Mais da metade da população brasileira não tem acesso pleno e permanente a alimentos durante a pandemia do novo coronavírus.
É o que aponta o Inquérito Nacional sobre Insegurança Alimentar no Contexto da Pandemia da covid-19 no Brasil, desenvolvido pela Rede Brasileira de Pesquisa em Soberania e Segurança Alimentar (Rede PENSSAN).
O levantamento, feito em 2.180 domicílios nas cinco regiões do país, em áreas urbanas e rurais, entre 5 e 24 de dezembro de 2020, aponta que em 55,2% das casas os habitantes conviviam com a “insegurança alimentar”, ou seja, sem acesso permanente aos alimentos, um aumento de 54% desde 2018 (36,7%).
Em números absolutos: no período abrangido pela pesquisa, 116,8 milhões de brasileiros não tinham acesso pleno e permanente a alimentos.
Desses, 43,4 milhões (20,5% da população) não contavam com alimentos em quantidade suficiente e 19,1 milhões (9% da população) estavam passando fome.
É um cenário que não deixa dúvidas de que a combinação das crises econômica, política e sanitária provocou uma imensa redução da segurança alimentar em todo o Brasil.
Segundo a pesquisa a insegurança alimentar cresceu em todo país, mas as desigualdades regionais seguem acentuadas. As regiões Nordeste e Norte são as mais afetadas pela fome.
Em 2020, o índice de insegurança alimentar esteve acima dos 60% no Norte e dos 70% no Nordeste – enquanto o percentual nacional é de 55,2%.
Já a insegurança alimentar grave (a fome), que afetou 9% da população brasileira como um todo, esteve presente em 18,1% dos lares do Norte e em 13,8% do Nordeste.
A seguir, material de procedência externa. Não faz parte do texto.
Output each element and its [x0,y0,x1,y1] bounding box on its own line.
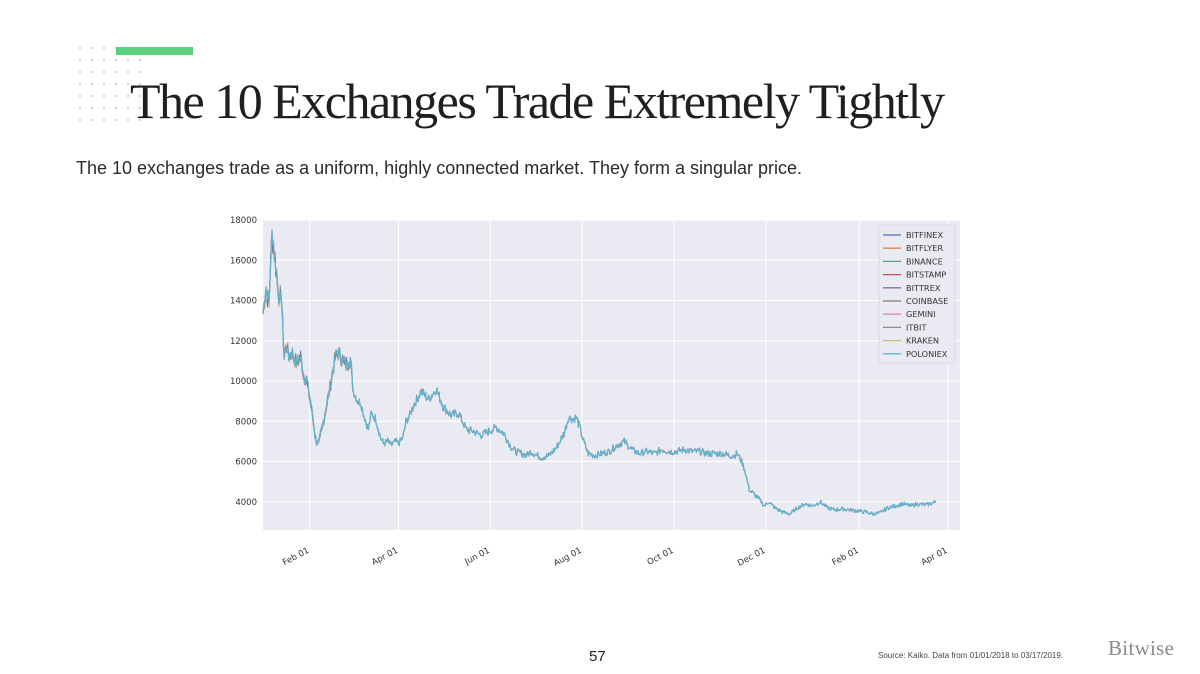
chart-container: 4000 6000 8000 10000 12000 14000 16000 18000 Feb… [212,212,972,592]
x-tick-label: Jun 01 [462,546,491,568]
source-note: Source: Kaiko. Data from 01/01/2018 to 0… [878,651,1064,660]
slide-subtitle: The 10 exchanges trade as a uniform, hig… [76,158,803,178]
legend-label-poloniex: POLONIEX [906,349,948,359]
y-tick-label: 18000 [230,216,257,226]
y-tick-label: 10000 [230,377,257,387]
plot-background [263,220,960,530]
y-tick-label: 16000 [230,256,257,266]
brand-logo: Bitwise [1108,636,1175,660]
x-tick-label: Apr 01 [920,546,950,568]
y-tick-label: 4000 [235,498,257,508]
legend-label-kraken: KRAKEN [906,336,939,346]
legend-label-bittrex: BITTREX [906,283,941,293]
y-tick-label: 8000 [235,417,257,427]
x-tick-label: Apr 01 [370,546,400,568]
decorative-dot-grid [74,42,144,122]
legend-label-binance: BINANCE [906,256,943,266]
x-tick-label: Dec 01 [736,546,767,569]
y-tick-label: 14000 [230,297,257,307]
price-chart: 4000 6000 8000 10000 12000 14000 16000 18000 Feb… [230,216,960,569]
legend-label-bitstamp: BITSTAMP [906,270,946,280]
legend-label-bitflyer: BITFLYER [906,243,943,253]
x-tick-label: Aug 01 [552,546,583,569]
legend-label-coinbase: COINBASE [906,296,948,306]
x-tick-label: Feb 01 [831,546,861,568]
legend-label-bitfinex: BITFINEX [906,230,943,240]
y-tick-label: 6000 [235,458,257,468]
legend-label-itbit: ITBIT [906,322,927,332]
legend-box [878,224,956,364]
series-line-poloniex [262,229,937,516]
page-number: 57 [589,648,606,665]
x-tick-label: Oct 01 [646,546,676,568]
y-tick-label: 12000 [230,337,257,347]
legend-label-gemini: GEMINI [906,309,936,319]
slide-title: The 10 Exchanges Trade Extremely Tightly [130,73,945,129]
accent-bar [116,47,193,55]
x-tick-label: Feb 01 [281,546,311,568]
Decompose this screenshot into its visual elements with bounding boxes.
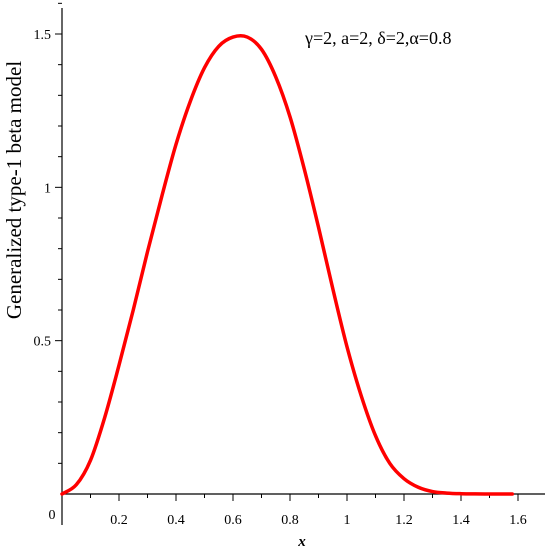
- x-ticks: 0.2 0.4 0.6 0.8 1 1.2 1.4 1.6: [90, 494, 527, 528]
- y-axis-title: Generalized type-1 beta model: [2, 61, 26, 319]
- x-tick-label: 0.4: [167, 513, 185, 528]
- x-tick-label: 1: [344, 513, 351, 528]
- x-tick-label: 0.8: [281, 513, 299, 528]
- y-ticks: 0.5 1 1.5: [34, 2, 62, 464]
- x-tick-label: 0.2: [110, 513, 128, 528]
- x-tick-label: 1.2: [395, 513, 413, 528]
- y-tick-label: 0.5: [34, 335, 52, 350]
- x-tick-label: 1.4: [452, 513, 470, 528]
- axes: [61, 8, 545, 525]
- series-group: [60, 33, 515, 496]
- y-tick-label: 1: [44, 181, 51, 196]
- series-line: [60, 33, 515, 496]
- x-tick-label: 1.6: [509, 513, 527, 528]
- y-tick-label: 1.5: [34, 28, 52, 43]
- x-tick-label: 0.6: [224, 513, 242, 528]
- origin-label: 0: [49, 508, 56, 523]
- parameter-annotation: γ=2, a=2, δ=2,α=0.8: [304, 28, 451, 48]
- x-axis-title: x: [297, 534, 306, 550]
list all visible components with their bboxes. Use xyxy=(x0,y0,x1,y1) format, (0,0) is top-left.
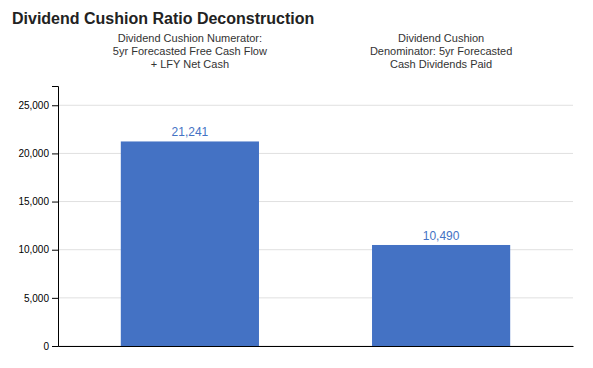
category-label-line: + LFY Net Cash xyxy=(151,58,229,70)
category-label-line: Cash Dividends Paid xyxy=(390,58,492,70)
category-label-line: Dividend Cushion Numerator: xyxy=(118,32,262,44)
y-tick: 10,000 xyxy=(18,244,58,255)
grid xyxy=(58,105,573,346)
y-tick: 15,000 xyxy=(18,196,58,207)
category-labels: Dividend Cushion Numerator:5yr Forecaste… xyxy=(113,32,512,70)
y-tick-mark xyxy=(52,105,58,106)
y-tick: 5,000 xyxy=(24,293,58,304)
chart: Dividend Cushion Ratio Deconstruction 21,… xyxy=(0,0,593,368)
bar xyxy=(372,245,510,346)
y-tick-label: 5,000 xyxy=(24,293,49,304)
y-tick-label: 20,000 xyxy=(18,148,49,159)
category-label: Dividend CushionDenominator: 5yr Forecas… xyxy=(370,32,512,70)
y-axis: 0 5,000 10,000 15,000 20,000 25,000 xyxy=(18,87,58,352)
y-tick: 20,000 xyxy=(18,148,58,159)
bar xyxy=(121,141,259,346)
y-tick-mark xyxy=(52,202,58,203)
y-tick: 0 xyxy=(43,341,58,352)
y-tick-label: 15,000 xyxy=(18,196,49,207)
category-label-line: Dividend Cushion xyxy=(398,32,484,44)
y-tick-label: 10,000 xyxy=(18,244,49,255)
x-axis-line xyxy=(59,346,574,347)
x-axis xyxy=(59,346,574,347)
bars xyxy=(121,141,510,346)
y-tick-label: 25,000 xyxy=(18,100,49,111)
y-tick-mark xyxy=(52,250,58,251)
category-label-line: 5yr Forecasted Free Cash Flow xyxy=(113,45,267,57)
y-tick-label: 0 xyxy=(43,341,49,352)
category-label-line: Denominator: 5yr Forecasted xyxy=(370,45,512,57)
y-tick: 25,000 xyxy=(18,100,58,111)
y-axis-line xyxy=(52,87,59,347)
title: Dividend Cushion Ratio Deconstruction xyxy=(12,10,314,27)
grid-line xyxy=(58,105,573,106)
data-label: 10,490 xyxy=(423,229,460,243)
y-tick-mark xyxy=(52,346,58,347)
data-labels: 21,241 10,490 xyxy=(172,125,460,243)
y-tick-mark xyxy=(52,298,58,299)
y-tick-mark xyxy=(52,153,58,154)
plot: 21,241 10,490 0 5,000 10,000 15,000 20,000 25,0… xyxy=(18,87,573,352)
category-label: Dividend Cushion Numerator:5yr Forecaste… xyxy=(113,32,267,70)
data-label: 21,241 xyxy=(172,125,209,139)
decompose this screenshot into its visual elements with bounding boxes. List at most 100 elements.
O Nordeste apresentou o maior número absoluto de pessoas em situação de insegurança alimentar grave, quase 7,7 milhões. Já no Norte, que abriga apenas 7,5% dos habitantes do Brasil, viviam 14,9% do total das pessoas com fome no país no período.
Além disso, a conhecida condição de pobreza das populações rurais, sejam elas de agricultores(as) familiares, quilombolas, indígenas ou ribeirinhos(as), tem reflexo importante nas condições de segurança alimentar.
Nessas áreas, em todo o país, a fome se mostrou uma realidade em 12% dos domicílios.
A mostra ainda apontou que em 11,1% dos domicílios chefiados por mulheres os habitantes estavam passando fome, contra 7,7% quando a pessoa de referência era homem.
Das residências habitadas por pessoas pretas e pardas, a fome esteve em 10,7%. Entre pessoas de cor/raça branca, esse percentual foi de 7,5%.
A fome se fez presente em 14,7% dos lares em que a pessoa de referência não tinha escolaridade ou possuía Ensino Fundamental incompleto.
Com ensino fundamental completo ou ensino médio incompleto, caiu para 10,7%. E, finalmente, em lares chefiados por pessoas com ensino médio completo em diante, despencou para 4,7%.
A fome vem acompanhada de muitas outras carências, destacadamente a falta de água.
A insegurança hídrica, medida pelo fornecimento irregular ou mesmo falta de água potável, atingiu 40,2% e 38,4% dos domicílios do Nordeste e Norte, respectivamente, em 2020. Esses percentuais são quase três vezes superiores aos das demais regiões.
O abastecimento irregular de água é uma das condições que aumentam a transmissão pessoa a pessoa da covid-19, ocorrendo com maior frequência em domicílios e regiões mais pobres do país.
Segundo a pesquisa, a proporção de domicílios rurais com habitantes em situação de fome dobra quando não há disponibilidade adequada de água para a produção de alimentos (de 21,8% para 44,2%).
Cerca de metade dos entrevistados relatou redução da renda familiar durante a pandemia, provocando inclusive cortes nas despesas essenciais.
Esses lares constituem o grupo com maior proporção de insegurança alimentar leve – por volta de 40%.
Isso aponta para o impacto da pandemia entre famílias que tinham renda estável, que provavelmente foram empurradas da segurança alimentar para a insegurança alimentar leve.
A crise econômica agravada pela pandemia está fazendo com que a insegurança alimentar se alastre inclusive entre os que não se encontram em condição de pobreza.